Eine biologisch abbaubare Matrix zur Herstellung von menschlichem Gewebe

Die Venen leiten das Blut aus den Organen zurück zum Herzen. Sie verfügen über kleine Klappen, die verhindern, dass das Blut aufgrund der Schwerkraft zurückfliesst. Diese komplexe Struktur lässt sich nur sehr schwer künstlich nachbilden. ClexBio verfolgt einen einzigartigen Ansatz: Das Unternehmen hat ein mikrostrukturiertes 3D-Biomaterial entwickelt, das mit menschlichen Zellen (z. B. aus einer Zellbank) kombiniert werden kann und diese dazu bringt, sich nach einem bestimmten Muster zu vermehren und echtes menschliches Gewebe zu bilden. Hat sich das gewünschte Gewebe gebildet, werden sowohl die Zellen als auch das Gerüst entfernt. Zurück bleibt ein Implantat, das aus menschlicher extrazellulärer Matrix besteht, ein durch Tissue Engineering gewonnenes Venentransplantat.

Mit diesem Verfahren hergestellte Venentransplantate lösen nach der Implantation keine Immun-reaktion aus. Sie werden vielmehr von körpereigenen Zellen der Patientin bzw. des Patienten besiedelt und verwandeln sich in funktionelles Gewebe, das sich in den Körper integriert und mit ihm wächst.

Die Herstellung dieser revolutionären Implantate erfordert ein geschlossenes biotechnologisches Produktionssystem, das automatisch arbeiten kann. Für dessen Entwicklung sind die Ingenieurinnen und Ingenieuren des CSEM zuständig, die über eine umfassende Erfahrung mit Hydrogelen, Automatisierung und physiologischen Mikrosystemen verfügen.

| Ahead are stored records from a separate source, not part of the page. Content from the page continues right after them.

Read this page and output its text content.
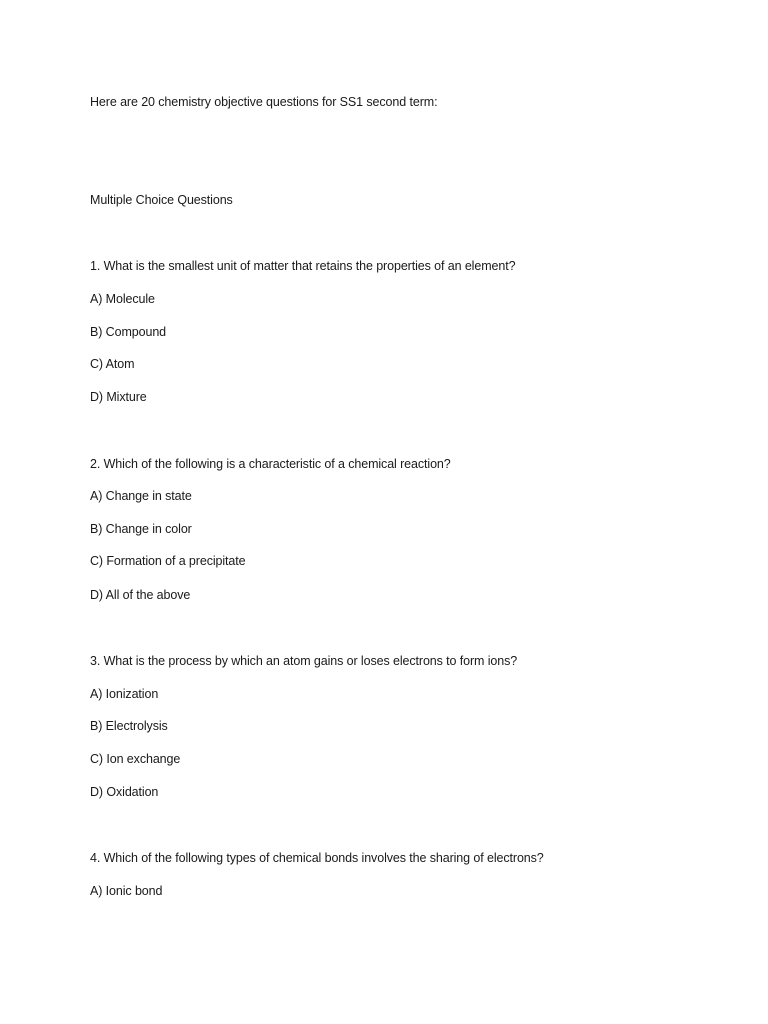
Here are 20 chemistry objective questions for SS1 second term:
Multiple Choice Questions
1. What is the smallest unit of matter that retains the properties of an element?
A) Molecule
B) Compound
C) Atom
D) Mixture
2. Which of the following is a characteristic of a chemical reaction?
A) Change in state
B) Change in color
C) Formation of a precipitate
D) All of the above
3. What is the process by which an atom gains or loses electrons to form ions?
A) Ionization
B) Electrolysis
C) Ion exchange
D) Oxidation
4. Which of the following types of chemical bonds involves the sharing of electrons?
A) Ionic bond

«Ein geschlossenen Produktionssystem verringert das Kontaminationsrisiko, trägt dazu bei, die Produktqualität und Sicherheit zu gewährleisten und erleichtert die Einhaltung der gesetzlichen Vorschriften», sagt Gilles Weder, Gruppenleiter im Bereich Cell-Mikrotechnologien am CSEM. Sein Kollege Vincent Revol, Leiter R&D Rfür die Life Science Technologien, fügt hinzu: «Im Bereich der regenerativen Medizin besteht eine der grössten Herausforderungen darin, den Übergang vom Labor zur klinischen Anwendung zu schaffen, weil dafür standardisierte und automatisierte Herstellungsprozesse erforderlich sind. Für die Erschliessung des unerhörten Potenzials neuartiger Zell- und Gentherapien werden neue Technologien wie diese entscheidend sein.»

«Wir sind überzeugt, dass unser Ansatz neue Wege bei der Reparatur von beschädigten Geweben und Organen aufzeigt», sagt Manuel Schweikle, CSO und Mitgründer von ClexBio. Armend Håti, CEO und ebenfalls Mitgründer von ClexBio, ergänzt: «Dank der Partnerschaft mit CSEM können wir das volle Potenzial unserer Tissue-Engineering-Technologie ausschöpfen und die Produktion von Implantaten aus menschlichem Gewebe auf sichere und skalierbare Weise beschleunigen.»

Ist dieses Forschungs- und Entwicklungsprojekt erfolgreich, so könnte es die weltweit erste dauerhafte Behandlung für Millionen von CVI-Patientinnen und Patienten bereitstellen.